I had to start with a skull and I’d build Dahlia Doe from there.
After determining tissue depth for her nose, cheeks, and chin, I laid down my markers and added a layer of muscle over them. The program allowed me rotate the skull on my screen, zooming in and out until I was satisfied with my placement. Dahlia grinned out of the screen at me, a red floating skull with empty eye sockets.
I color matched a pair of eyes as best I could and inserted them into those sockets to make my computer rendering feel a bit more like a person.
I picked up the front facing photo of the girl and held it up to the monitor, trying to determine if I was on the right track. The broken nose made it difficult to tell if I’d gotten it just right, but I thought it was close enough. I leaned in, scrutinizing both.
The longer I stared between the two, the photo of the unfortunate Dahlia Doe with her twisted features and my flesh-less computer rendering, the more an uneasy feeling began to creep about in my stomach. I couldn’t quite nail down why, I’d seen plenty of similarly gruesome photos before. There was just something about the dead, lightless way Dahlia gazed ahead that seemed to be getting to me.
I set the photo down again and gave my cheeks a couple pinches to snap me back to reality. It wasn’t like me to become uncomfortable in the face of death. I wouldn’t have lasted long in my chosen career if that was the case. Besides, it was still early in the process and I had a lot of work to do yet. No time to be mucking about with nerves while the detectives were waiting on me.
After getting a cup of tea to give myself a short break, I sat back down at my desk and began putting the final touches on my model’s musculature.
That uneasy feeling persisted, however, even with the soothing qualities of earl grey trying to wash it down.
If anything, it was only getting worse.
Goosebumps had sprinkled themselves across the back of my neck as I filled out Dahlia’s lips.
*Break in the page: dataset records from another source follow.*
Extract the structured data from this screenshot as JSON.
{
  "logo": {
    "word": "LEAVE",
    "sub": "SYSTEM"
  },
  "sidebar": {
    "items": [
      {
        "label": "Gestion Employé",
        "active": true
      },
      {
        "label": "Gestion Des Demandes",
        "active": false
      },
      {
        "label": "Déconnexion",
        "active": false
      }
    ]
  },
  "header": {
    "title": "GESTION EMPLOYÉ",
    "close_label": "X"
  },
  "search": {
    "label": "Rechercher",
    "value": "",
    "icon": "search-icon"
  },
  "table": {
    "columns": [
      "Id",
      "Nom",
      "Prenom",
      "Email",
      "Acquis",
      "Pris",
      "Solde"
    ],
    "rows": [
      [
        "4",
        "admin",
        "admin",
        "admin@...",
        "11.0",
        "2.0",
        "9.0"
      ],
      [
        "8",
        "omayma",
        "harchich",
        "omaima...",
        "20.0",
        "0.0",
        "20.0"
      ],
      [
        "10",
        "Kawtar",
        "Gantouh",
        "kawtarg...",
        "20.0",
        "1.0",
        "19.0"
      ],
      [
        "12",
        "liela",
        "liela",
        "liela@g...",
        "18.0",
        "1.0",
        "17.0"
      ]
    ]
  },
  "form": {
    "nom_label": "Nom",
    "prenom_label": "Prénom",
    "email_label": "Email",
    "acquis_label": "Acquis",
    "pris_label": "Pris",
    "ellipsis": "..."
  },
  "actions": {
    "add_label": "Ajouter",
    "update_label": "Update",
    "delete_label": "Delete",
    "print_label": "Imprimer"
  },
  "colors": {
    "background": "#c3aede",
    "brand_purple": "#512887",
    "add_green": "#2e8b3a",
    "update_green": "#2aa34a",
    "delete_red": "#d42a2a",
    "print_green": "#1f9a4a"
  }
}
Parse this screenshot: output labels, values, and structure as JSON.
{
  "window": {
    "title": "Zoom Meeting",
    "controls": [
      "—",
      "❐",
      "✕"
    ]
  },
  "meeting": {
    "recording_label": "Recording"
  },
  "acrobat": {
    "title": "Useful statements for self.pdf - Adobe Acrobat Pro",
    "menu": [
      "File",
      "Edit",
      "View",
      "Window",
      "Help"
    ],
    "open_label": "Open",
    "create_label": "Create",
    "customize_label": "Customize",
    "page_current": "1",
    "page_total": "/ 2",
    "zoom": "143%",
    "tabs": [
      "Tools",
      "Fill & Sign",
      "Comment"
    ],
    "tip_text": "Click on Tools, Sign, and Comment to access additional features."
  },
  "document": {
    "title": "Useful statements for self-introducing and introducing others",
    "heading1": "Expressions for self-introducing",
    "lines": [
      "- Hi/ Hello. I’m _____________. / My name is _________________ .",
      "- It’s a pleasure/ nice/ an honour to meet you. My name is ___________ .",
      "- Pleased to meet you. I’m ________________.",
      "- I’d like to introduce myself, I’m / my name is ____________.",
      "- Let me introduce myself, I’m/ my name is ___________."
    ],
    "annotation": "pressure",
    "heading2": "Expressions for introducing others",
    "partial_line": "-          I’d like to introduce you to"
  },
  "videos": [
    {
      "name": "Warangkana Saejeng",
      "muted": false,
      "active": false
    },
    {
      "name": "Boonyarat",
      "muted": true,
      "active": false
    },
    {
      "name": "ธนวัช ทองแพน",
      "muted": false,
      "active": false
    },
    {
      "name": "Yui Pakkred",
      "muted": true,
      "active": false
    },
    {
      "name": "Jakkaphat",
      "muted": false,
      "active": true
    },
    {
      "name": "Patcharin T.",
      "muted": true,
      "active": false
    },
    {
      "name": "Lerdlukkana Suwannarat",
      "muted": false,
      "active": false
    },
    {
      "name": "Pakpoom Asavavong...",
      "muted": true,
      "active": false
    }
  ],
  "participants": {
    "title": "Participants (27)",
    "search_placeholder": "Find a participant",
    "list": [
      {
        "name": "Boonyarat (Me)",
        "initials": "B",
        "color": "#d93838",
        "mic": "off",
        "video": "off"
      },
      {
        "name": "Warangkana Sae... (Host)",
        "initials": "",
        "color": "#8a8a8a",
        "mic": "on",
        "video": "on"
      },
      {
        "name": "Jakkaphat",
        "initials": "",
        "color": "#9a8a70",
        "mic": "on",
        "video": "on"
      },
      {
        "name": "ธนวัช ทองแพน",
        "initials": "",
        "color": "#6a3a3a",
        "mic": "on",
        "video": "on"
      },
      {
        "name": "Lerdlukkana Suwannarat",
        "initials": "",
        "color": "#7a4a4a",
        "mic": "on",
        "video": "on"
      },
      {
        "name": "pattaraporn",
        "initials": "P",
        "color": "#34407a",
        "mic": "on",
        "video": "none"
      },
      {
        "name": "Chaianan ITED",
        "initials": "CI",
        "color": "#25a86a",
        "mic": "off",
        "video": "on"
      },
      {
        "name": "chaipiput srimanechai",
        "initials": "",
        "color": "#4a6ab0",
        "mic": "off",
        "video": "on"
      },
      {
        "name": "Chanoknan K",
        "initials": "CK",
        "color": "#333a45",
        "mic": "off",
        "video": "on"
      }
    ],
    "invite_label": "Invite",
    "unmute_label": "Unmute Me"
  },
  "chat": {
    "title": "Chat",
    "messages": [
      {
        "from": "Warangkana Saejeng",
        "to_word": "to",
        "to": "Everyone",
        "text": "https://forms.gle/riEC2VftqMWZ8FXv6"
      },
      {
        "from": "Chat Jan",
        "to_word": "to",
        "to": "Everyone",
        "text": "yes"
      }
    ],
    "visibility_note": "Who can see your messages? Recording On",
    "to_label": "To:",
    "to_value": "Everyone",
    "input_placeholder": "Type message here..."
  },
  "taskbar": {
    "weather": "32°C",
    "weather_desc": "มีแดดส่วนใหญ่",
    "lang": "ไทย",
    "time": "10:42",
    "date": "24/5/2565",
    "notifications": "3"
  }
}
A chill settled over my shoulders while I rounded out her cheeks without that horrid cut running across them. I could feel my pulse thrumming in my neck, quick and anxious, as I tried to determine the best flesh tone to use.
Finally, I gathered all the photos up into a pile and flipped them over. I didn’t want to look at them anymore. I didn’t want her looking at me anymore. It was ridiculous, they were just pictures of a poor murdered woman who I was trying to help, but I blamed them for the cagey feeling of panic that was sweeping over me.
I got up, paced a bit, opened a window and let the cool fall air wash over me, but when I turned, the segment of Dahlia’s face that I’d been working on was still waiting for me. Her left eyebrow, almost finished.
Stop being an idiot, I told myself.
Getting so worked up over a job was unprofessional. I forced myself to retake my seat and zoomed out to look at my progress thus far and determine how much more was left to go.
My clicking slowed the further out I went. It was the eyes that I noticed first. The slight downward slope at the outside corner. And then the height of the cheekbones, giving the face an angular, sharper shape that had been lost in the swelling. The slight point that the chin came to.
I groped blindly for the photos, unable to take my eyes off the screen, and grabbed the top one. I held it up with a shaking hand and looked from the rendering to it and back again.
My mouth had gone dry. My heart hammered against my ribs. I wanted to make sense of it. I tried!
But there was no sense to be had.
I had no way to explain why the face on my screen, the one that was supposed to belong to the drainage ditch Dahlia, looked just like mine.